About the Bordner Survey
The Wisconsin Land Economic Inventory, or WLEI, was a comprehensive program of Wisconsin counties conducted from the 1920s through the 1940s that produced detailed, field-based maps with over 100 classes. The impetus for the WLEI was an environmental crisis in rural Wisconsin brought about by land use decisions made decades earlier, especially those associated with the careless logging of the original forests. By the 1920s, most forested land in northern Wisconsin had been cut, and attempts to farm cutover land often met with failure. Remediation efforts required accurate information about land use and land suitability for agriculture and forestry.
The WLEI was led by John Bordner, a Wisconsin farmer who earned a PhD in plant physiology in 1908. The first county completed was Bayfield in the far north in 1928. By 1938, all counties with the exception of Milwaukee had been surveyed and most were published by the mod-1940s. Over the years the project was funded by the state and the federal Works Project Administration.

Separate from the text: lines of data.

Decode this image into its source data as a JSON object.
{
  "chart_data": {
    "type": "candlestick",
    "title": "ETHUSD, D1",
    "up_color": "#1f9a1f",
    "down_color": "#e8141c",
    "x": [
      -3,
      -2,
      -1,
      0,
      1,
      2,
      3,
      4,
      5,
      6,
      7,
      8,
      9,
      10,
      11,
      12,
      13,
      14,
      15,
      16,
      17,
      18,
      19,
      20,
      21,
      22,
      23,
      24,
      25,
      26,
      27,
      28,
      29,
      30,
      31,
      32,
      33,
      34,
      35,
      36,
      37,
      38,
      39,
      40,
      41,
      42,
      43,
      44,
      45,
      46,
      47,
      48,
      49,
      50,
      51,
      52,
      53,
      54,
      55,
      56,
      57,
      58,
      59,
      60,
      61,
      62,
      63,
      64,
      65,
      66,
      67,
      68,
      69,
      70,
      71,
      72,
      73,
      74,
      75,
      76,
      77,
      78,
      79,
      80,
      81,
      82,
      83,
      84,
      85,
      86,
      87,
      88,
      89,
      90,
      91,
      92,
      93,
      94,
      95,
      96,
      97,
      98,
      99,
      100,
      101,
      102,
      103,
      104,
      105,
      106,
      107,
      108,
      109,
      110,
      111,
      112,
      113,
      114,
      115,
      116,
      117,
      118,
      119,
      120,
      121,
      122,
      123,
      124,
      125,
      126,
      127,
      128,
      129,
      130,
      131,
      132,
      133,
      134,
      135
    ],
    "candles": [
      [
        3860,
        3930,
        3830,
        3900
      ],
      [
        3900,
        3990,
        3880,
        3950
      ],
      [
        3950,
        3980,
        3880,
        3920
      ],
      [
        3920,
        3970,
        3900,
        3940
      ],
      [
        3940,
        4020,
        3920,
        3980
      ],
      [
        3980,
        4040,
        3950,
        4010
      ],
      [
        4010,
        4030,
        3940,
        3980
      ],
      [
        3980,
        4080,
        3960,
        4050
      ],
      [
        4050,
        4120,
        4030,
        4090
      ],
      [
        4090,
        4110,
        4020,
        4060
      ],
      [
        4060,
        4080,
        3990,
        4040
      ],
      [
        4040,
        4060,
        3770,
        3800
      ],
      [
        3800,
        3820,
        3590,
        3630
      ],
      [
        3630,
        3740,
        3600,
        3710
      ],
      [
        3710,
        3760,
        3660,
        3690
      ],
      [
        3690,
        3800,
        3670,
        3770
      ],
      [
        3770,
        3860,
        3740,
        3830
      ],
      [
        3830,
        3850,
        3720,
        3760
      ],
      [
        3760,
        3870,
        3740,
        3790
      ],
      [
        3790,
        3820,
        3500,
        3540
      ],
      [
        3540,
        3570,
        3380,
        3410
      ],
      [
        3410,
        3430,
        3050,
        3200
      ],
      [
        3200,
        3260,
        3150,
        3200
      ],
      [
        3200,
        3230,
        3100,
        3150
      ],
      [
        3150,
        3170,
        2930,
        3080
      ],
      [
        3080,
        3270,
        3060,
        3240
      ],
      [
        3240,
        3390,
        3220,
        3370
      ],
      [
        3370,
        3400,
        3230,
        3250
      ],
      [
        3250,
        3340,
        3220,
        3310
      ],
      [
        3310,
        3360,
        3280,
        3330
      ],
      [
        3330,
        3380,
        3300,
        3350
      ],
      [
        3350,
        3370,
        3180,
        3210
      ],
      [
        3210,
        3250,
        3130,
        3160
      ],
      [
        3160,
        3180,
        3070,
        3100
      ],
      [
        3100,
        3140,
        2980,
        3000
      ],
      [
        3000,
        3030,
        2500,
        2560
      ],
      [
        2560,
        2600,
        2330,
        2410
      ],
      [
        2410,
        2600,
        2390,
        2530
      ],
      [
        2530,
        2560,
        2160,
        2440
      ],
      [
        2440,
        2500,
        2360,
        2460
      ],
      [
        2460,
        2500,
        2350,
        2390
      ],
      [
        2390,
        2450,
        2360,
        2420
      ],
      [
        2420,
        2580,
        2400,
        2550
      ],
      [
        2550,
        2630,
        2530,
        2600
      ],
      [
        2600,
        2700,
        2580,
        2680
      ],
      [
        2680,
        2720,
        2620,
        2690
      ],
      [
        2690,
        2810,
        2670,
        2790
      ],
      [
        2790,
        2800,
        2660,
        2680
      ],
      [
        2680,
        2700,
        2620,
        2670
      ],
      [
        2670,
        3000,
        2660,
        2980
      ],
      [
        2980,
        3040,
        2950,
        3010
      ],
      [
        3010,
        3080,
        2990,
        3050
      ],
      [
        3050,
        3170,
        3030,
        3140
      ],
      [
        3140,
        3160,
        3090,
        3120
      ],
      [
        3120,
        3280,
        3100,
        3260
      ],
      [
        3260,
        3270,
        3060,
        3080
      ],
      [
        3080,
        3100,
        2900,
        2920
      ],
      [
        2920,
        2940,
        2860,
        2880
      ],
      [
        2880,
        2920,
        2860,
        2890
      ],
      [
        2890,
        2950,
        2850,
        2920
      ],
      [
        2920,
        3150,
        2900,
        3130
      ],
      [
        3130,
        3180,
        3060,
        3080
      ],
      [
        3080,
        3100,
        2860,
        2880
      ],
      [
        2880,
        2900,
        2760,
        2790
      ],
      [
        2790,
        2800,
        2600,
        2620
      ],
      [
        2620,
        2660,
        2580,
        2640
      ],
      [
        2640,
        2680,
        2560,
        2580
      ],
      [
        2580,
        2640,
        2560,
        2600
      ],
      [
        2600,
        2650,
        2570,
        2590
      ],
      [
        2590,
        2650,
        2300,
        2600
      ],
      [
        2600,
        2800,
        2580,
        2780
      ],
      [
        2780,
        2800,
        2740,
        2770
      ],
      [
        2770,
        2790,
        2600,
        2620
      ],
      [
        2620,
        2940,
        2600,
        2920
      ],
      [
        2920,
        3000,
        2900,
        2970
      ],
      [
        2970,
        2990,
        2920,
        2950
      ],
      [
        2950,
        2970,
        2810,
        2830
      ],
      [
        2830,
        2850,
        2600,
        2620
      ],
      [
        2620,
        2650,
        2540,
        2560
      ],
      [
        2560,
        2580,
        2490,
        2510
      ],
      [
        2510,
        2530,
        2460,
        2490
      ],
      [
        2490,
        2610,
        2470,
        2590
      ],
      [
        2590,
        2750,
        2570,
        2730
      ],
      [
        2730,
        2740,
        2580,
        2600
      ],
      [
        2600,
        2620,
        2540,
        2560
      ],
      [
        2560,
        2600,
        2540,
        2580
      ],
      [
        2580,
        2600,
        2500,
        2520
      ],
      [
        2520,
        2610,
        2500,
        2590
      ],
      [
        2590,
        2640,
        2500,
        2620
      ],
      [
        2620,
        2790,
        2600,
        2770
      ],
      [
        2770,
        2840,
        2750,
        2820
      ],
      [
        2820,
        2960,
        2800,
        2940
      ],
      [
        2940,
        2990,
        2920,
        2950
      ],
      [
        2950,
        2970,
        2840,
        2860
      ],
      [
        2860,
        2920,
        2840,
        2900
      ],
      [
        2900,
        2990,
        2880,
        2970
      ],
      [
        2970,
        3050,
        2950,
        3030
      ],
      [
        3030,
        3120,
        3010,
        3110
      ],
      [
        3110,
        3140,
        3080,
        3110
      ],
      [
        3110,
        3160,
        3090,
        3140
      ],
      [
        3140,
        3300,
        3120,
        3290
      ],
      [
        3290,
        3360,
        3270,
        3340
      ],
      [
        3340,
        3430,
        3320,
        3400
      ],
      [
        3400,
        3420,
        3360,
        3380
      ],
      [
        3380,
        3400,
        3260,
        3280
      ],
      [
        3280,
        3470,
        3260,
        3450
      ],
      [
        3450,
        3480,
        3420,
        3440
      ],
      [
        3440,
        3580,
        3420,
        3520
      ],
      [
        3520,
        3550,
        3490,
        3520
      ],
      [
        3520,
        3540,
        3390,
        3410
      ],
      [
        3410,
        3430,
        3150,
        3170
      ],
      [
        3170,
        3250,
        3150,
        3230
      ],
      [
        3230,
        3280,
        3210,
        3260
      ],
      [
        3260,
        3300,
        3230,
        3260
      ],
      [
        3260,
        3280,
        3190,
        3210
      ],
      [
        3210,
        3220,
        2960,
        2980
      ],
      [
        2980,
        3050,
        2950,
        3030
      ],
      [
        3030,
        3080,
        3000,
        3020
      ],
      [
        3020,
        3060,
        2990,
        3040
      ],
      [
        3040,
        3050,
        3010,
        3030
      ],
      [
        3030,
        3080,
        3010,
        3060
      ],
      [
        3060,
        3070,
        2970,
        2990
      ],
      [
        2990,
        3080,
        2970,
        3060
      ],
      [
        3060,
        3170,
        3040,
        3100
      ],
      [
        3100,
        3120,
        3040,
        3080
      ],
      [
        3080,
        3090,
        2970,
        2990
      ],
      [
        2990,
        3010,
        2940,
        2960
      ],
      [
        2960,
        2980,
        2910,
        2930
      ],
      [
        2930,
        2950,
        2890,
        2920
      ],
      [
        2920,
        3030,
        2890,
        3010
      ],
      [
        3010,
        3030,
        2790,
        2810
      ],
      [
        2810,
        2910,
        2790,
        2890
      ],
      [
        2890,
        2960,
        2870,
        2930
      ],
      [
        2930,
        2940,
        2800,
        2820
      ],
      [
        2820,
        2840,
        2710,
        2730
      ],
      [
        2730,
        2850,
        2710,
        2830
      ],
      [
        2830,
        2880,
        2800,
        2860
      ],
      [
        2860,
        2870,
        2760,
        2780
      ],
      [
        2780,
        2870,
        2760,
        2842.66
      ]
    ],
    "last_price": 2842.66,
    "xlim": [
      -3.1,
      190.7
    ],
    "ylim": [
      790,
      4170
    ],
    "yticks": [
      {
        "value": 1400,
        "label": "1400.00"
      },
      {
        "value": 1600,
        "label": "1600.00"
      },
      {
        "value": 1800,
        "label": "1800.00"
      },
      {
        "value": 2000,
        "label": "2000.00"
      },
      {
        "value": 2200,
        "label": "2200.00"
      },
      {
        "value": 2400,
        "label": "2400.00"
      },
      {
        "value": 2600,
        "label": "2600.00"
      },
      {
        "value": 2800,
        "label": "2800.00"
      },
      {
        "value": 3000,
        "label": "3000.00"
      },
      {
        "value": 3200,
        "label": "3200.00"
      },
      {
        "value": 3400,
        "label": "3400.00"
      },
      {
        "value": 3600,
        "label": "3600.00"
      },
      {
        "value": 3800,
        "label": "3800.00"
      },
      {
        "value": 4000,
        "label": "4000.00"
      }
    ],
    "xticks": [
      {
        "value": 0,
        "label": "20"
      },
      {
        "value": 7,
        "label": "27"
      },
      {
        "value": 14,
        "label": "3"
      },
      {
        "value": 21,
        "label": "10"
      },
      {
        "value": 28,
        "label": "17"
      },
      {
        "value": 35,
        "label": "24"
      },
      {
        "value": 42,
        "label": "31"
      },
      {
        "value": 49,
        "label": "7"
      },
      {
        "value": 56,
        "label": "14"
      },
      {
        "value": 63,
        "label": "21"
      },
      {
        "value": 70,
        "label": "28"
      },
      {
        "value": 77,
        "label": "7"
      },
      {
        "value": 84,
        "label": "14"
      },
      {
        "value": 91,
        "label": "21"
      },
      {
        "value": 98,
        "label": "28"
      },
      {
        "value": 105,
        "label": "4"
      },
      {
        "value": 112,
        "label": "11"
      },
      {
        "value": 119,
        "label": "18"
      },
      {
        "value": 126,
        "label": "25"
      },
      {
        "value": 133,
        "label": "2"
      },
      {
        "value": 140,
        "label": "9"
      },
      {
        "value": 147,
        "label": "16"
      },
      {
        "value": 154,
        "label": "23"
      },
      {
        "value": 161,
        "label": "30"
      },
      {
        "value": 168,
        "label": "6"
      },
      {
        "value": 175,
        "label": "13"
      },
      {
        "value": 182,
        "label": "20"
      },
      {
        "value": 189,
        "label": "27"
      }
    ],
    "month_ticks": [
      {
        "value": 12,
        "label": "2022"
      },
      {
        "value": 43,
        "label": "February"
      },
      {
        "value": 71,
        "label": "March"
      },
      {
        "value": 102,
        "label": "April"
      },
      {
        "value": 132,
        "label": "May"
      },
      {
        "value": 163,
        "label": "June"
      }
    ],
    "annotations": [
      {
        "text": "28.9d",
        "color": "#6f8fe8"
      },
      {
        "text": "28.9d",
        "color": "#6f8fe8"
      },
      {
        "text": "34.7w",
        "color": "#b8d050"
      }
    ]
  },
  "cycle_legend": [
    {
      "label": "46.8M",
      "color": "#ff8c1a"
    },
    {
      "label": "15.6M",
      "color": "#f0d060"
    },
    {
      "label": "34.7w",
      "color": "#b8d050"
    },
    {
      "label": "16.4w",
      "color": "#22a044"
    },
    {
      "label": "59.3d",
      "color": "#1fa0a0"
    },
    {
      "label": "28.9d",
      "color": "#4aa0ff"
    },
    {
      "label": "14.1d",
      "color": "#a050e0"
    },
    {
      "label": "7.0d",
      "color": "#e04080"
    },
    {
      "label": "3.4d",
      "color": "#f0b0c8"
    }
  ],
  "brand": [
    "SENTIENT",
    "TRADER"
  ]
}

The survey’s level of detail was unparalleled. Field workers crossed each square mile section of land at half-mile intervals, creating hand-drawn maps. These were later combined with air photo information to produce a composite map for each six-mile by six-mile township. The maps depicted agricultural and forest cover, including the types of crops grown, and the species, density, and diameter of trees. Cultural features were also recorded, including abandoned and inhabited buildings, improved and unimproved roads, telephone lines, schools, churches, sawmills, logging camps, mines, and cemeteries, to name a few. Physical features such as lakes, rivers, wetlands, beaches and shoals were also compiled. Today these maps provide a detailed inventory of the physical and cultural landscape of the state at a time of significant change.
The original paper maps from the Bordner Survey have been archived at the Wisconsin Historical Society. The maps have also been scanned by the University of Wisconsin Digital Collections Center and are available online. However, paper maps and scanned images cannot easily be used in a digital environment to perform analyses, merge with other map layers and air photos, or produce custom visualizations. To enable these capabilities, the maps must be digitized using GIS (Geographic Information Systems) software.
The Forest Landscape Ecology Lab, in the Department of Forest and Wildlife Ecology at the University of Wisconsin-Madison, has been working for several years on the effort to digitize the Bordner maps. More recently, the State Cartographer’s Office, in the Department of Geography at UW-Madison, has joined the effort. The Bordner maps represent only one piece of the puzzle we ultimately want to put together. Our vision is to develop an online portal that allows users to access and visualize a host of historic GIS databases statewide.